In Part 1, we discussed how common it is for couples to get stuck in patterns and allow perceptions to take over the way they communicate. Remember, those patterns are more likely to be a perception issue rather than a communication issue. In Part 2, we will explore a resource I find useful in helping couples uncover these perceptions.
When couples get stuck, they are no longer able to truly hear. Their perceptions keep them from seeing what is below the surface and that the cycle is the culprit here, not their significant other.
One of the most helpful tools I have found to begin to identify these patterns is the EFT Cycle worksheet, seen below.
Typically with the couples I work with, one partner tends to pull away, or withdraw when the other partner becomes critical or aggressive.
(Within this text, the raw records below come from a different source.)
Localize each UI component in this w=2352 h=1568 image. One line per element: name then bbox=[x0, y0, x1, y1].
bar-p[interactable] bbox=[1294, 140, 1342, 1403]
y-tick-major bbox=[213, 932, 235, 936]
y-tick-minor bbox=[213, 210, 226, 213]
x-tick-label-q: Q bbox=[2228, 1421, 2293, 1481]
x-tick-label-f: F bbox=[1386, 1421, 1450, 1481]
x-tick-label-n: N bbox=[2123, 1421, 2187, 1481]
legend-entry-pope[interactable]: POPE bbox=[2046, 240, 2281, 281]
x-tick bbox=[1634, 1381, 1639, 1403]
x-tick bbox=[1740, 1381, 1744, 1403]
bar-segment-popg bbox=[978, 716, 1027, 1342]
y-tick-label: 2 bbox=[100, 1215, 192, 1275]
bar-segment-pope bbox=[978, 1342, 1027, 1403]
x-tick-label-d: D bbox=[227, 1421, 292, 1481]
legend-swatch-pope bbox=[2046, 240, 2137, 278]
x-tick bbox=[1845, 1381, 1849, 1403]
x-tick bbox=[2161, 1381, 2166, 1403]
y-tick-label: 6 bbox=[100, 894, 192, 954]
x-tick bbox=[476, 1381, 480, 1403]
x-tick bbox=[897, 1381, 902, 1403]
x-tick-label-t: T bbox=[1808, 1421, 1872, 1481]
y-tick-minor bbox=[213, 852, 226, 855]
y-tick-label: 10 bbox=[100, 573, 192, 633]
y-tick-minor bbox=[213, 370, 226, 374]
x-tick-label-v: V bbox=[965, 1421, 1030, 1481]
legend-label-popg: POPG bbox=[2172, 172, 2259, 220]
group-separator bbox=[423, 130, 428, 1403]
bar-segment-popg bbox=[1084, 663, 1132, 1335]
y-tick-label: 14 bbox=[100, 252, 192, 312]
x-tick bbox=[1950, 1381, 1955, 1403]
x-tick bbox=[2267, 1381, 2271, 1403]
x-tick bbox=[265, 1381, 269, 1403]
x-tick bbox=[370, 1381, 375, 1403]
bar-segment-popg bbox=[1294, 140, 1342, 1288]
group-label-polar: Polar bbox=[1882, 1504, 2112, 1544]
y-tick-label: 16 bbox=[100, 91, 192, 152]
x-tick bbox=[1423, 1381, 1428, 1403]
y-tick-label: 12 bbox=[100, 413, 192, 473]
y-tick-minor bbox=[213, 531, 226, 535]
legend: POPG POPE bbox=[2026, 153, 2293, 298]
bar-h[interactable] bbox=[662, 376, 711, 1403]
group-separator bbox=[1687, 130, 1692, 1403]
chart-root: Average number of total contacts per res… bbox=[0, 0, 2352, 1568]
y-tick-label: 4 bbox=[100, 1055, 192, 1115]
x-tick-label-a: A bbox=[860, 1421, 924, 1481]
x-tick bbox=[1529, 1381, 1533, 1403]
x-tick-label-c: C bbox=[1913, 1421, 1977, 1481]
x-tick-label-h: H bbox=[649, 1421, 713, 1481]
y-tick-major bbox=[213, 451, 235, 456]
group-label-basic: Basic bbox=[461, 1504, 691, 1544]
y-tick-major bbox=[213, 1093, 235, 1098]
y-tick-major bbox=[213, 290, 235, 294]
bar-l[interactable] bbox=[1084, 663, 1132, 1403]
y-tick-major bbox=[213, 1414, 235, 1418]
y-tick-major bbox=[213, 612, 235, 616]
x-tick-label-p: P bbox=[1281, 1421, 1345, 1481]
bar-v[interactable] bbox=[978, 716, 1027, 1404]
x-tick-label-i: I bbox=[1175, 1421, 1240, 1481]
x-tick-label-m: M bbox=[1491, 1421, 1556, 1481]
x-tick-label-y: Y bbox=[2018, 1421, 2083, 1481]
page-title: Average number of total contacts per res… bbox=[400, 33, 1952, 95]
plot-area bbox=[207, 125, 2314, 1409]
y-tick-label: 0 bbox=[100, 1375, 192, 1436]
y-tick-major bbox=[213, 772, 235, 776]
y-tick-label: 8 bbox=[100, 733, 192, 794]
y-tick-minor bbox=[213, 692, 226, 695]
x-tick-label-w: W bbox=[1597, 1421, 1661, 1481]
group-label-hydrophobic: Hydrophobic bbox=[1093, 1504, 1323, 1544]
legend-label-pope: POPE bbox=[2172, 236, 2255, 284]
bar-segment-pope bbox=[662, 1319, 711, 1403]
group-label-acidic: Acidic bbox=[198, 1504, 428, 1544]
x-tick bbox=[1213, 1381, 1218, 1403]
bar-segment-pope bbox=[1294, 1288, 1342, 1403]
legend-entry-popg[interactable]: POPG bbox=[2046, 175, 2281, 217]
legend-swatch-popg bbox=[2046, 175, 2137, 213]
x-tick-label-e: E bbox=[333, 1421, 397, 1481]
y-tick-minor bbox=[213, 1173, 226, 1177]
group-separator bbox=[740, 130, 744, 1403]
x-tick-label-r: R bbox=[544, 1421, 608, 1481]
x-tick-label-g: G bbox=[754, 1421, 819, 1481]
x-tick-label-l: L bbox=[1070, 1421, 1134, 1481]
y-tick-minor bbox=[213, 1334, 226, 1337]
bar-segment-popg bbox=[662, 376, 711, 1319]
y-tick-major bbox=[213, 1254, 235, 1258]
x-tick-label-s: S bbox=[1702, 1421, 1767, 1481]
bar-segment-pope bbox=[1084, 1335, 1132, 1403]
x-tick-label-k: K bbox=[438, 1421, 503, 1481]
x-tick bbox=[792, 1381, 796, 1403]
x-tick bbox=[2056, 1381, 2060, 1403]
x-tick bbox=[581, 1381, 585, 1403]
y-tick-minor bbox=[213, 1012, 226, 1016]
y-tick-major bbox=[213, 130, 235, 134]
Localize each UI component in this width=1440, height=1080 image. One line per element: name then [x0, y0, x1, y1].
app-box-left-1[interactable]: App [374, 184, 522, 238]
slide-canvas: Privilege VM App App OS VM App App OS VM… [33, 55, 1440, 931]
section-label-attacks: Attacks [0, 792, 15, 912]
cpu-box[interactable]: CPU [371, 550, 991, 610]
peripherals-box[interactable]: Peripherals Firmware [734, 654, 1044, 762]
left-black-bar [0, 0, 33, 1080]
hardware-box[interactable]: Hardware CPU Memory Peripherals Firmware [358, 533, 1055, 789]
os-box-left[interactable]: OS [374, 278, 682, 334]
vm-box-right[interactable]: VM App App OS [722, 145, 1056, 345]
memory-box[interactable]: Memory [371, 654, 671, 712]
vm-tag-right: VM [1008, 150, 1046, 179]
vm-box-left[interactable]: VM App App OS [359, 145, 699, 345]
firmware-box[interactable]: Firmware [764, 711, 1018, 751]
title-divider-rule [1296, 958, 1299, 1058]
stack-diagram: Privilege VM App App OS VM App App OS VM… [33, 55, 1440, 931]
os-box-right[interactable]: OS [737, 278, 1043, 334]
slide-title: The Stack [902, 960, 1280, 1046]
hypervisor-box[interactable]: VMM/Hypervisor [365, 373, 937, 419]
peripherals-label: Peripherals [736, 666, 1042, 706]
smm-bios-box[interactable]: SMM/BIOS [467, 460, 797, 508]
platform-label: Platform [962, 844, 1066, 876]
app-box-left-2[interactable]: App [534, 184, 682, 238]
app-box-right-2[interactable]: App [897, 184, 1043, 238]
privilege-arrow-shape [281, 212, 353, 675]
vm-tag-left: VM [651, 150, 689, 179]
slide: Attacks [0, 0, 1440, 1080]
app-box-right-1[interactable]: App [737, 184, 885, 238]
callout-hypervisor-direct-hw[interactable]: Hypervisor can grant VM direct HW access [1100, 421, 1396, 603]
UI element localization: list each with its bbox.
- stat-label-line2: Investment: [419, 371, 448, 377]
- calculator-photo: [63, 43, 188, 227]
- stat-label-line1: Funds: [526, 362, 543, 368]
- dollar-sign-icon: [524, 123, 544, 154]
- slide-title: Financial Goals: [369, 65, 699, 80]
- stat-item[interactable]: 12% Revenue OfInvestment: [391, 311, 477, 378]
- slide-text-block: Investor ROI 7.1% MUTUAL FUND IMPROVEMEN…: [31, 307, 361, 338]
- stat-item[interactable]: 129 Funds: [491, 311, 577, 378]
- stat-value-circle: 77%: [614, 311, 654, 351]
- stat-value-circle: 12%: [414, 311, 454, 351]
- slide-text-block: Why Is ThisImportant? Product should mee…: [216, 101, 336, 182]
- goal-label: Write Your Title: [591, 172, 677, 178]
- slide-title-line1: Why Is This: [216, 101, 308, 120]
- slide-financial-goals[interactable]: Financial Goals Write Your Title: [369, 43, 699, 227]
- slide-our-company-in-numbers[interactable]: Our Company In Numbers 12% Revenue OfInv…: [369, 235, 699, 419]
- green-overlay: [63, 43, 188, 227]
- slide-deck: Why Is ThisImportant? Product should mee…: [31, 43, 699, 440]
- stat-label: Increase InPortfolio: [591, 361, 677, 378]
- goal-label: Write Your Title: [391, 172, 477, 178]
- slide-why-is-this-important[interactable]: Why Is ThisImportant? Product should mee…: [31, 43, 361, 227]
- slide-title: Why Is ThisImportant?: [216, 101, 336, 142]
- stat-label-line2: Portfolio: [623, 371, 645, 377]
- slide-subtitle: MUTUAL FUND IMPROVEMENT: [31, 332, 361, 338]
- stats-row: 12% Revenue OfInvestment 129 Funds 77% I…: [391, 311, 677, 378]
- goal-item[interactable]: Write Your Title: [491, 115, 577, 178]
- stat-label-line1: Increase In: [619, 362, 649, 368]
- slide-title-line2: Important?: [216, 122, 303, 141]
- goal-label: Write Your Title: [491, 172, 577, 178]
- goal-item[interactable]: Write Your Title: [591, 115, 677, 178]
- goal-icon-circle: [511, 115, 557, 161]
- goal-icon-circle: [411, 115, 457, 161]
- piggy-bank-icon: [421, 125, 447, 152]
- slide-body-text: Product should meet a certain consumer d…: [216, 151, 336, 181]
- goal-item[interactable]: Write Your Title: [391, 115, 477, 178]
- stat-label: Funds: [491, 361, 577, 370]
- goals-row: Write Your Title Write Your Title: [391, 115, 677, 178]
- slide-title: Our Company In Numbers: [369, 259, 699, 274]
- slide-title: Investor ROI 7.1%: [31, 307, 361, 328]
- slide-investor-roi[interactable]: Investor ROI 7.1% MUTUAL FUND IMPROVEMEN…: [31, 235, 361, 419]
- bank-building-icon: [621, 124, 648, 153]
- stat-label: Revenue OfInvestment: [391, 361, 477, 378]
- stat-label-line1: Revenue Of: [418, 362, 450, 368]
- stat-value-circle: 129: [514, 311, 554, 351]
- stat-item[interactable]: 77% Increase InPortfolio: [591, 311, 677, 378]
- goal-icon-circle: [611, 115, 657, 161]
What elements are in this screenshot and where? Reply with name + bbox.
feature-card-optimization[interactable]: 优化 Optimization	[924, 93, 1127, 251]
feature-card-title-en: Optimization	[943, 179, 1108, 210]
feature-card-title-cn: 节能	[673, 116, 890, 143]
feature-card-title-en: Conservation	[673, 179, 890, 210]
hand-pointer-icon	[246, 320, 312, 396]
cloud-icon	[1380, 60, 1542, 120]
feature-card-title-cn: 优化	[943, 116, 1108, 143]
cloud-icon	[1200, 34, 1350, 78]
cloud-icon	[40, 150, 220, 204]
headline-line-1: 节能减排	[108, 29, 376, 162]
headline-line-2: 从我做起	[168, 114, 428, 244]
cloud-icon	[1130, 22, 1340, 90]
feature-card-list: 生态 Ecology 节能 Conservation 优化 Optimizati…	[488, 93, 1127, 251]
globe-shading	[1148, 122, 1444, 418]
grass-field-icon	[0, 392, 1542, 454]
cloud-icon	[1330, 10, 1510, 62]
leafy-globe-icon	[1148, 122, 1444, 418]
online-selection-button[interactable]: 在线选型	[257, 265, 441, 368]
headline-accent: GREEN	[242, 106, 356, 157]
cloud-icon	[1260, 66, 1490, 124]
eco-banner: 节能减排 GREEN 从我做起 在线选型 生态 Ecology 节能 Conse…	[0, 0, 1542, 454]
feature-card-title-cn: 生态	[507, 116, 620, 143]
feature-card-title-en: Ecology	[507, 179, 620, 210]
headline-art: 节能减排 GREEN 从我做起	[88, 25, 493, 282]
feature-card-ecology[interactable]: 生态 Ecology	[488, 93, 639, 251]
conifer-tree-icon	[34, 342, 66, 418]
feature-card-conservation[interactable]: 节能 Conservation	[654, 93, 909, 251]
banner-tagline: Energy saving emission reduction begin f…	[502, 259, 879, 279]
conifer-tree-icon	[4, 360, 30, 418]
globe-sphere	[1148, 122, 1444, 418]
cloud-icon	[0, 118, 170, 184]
Underneath their behavior is the perception that is driving each of their reactions or responses. The other partner tends to pursue the other to connect and may be hurt by the other partner’s distancing.
As couples continue to track their steps through the cycle, they identify what is called Secondary Emotions, which are active responses to their perceptions. These can be feelings like anger, jealousy, or resentment. Going a little deeper, the couple begins to understand the emotions underneath, called Primary Emotions. These are emotions like hurt, rejection, abandonment, or shame.
As the couple comes to learn about their needs in these moments, their perceptions can begin to change and they will no longer see their partner as the aggressor. They will understand that they feel alone or and need to know that they matter to their partner.
Both Hold me Tight and the EFT Cycle Worksheet are two great resources I use with couples. However, for some couples, these perceptions may not allow for the safe exploration of these resources alone. Finding a trained couples therapist could be another resource in breaking that cycle and changing the perceptions in your relationship.